Indústria se mobiliza contra o fim da escala 6×1 e entrega manifesto ao presidente da Câmara, Hugo Motta
A Confederação Nacional da Indústria (CNI), representando um amplo espectro do setor industrial brasileiro – 27 federações estaduais, 98 associações setoriais e 741 sindicatos – entregou um manifesto ao presidente da Câmara dos Deputados, Hugo Motta (Republicanos-PB), expressando preocupação com a tramitação das propostas que visam extinguir a escala de trabalho 6×1.

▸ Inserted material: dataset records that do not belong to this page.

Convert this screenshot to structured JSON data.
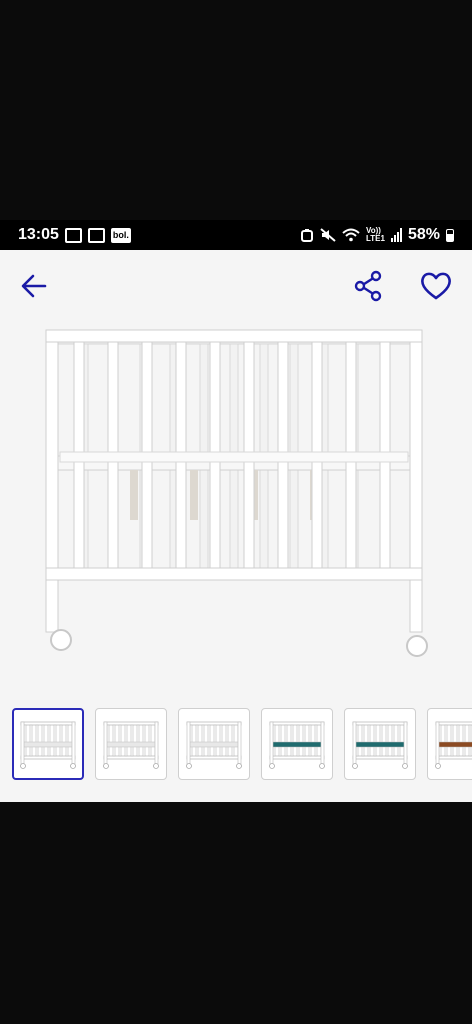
{
  "status_bar": {
    "time": "13:05",
    "bol_badge": "bol.",
    "network_label": "Vo))",
    "lte_label": "LTE1",
    "battery": "58%"
  },
  "toolbar": {
    "back_icon": "arrow-left-icon",
    "share_icon": "share-icon",
    "favorite_icon": "heart-icon",
    "accent_color": "#1a1aa6"
  },
  "product": {
    "image_icon": "baby-crib-image"
  },
  "thumbnails": {
    "selected_index": 0,
    "mattress_colors": [
      "#ffffff",
      "#ffffff",
      "#ffffff",
      "#1f6b6e",
      "#1f6b6e",
      "#8b4a22"
    ]
  }
}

O debate sobre o fim da escala 6×1 é apontado por Motta como uma das prioridades do ano legislativo de 2026. A Comissão Especial para analisar o tema será instalada nesta quarta-feira (29), com o deputado Alencar Santana (PT-SP) como presidente e Léo Prates (Republicanos-BA) como relator.

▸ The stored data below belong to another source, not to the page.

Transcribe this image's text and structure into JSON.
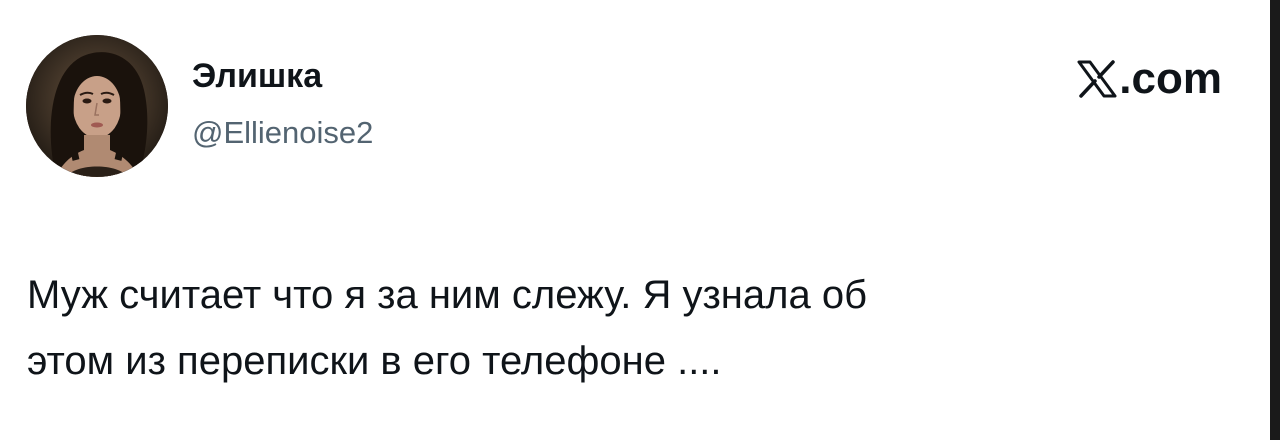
{
  "author": {
    "avatar_icon": "user-avatar-photo",
    "display_name": "Элишка",
    "handle": "@Ellienoise2"
  },
  "brand": {
    "logo_icon": "x-logo-icon",
    "suffix": ".com"
  },
  "tweet": {
    "lines": [
      "Муж считает что я за ним слежу. Я узнала об",
      "этом из переписки в его телефоне ...."
    ]
  }
}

No manifesto, a CNI reconhece a legitimidade do debate, mas alerta para os possíveis impactos negativos na economia, nos investimentos e na geração de empregos formais. Estimativas da confederação indicam que a redução da jornada de trabalho poderia elevar os custos com empregados formais em até R$ 267 bilhões por ano.
“Não estamos falando apenas de horas trabalhadas. Estamos falando de competitividade em um país que já convive com desafios estruturais para produzir e competir, alto custo de produção e insegurança jurídica”, afirma a CNI no documento. O relator da comissão terá a responsabilidade de consolidar uma proposta a partir de sugestões apresentadas pelas deputadas Érika Hilton (Psol-SP) e Reginaldo Lopes (PT-MG), mas possui liberdade para elaborar um texto independente, desde que obtenha o apoio da maioria dos 38 deputados que compõem a comissão.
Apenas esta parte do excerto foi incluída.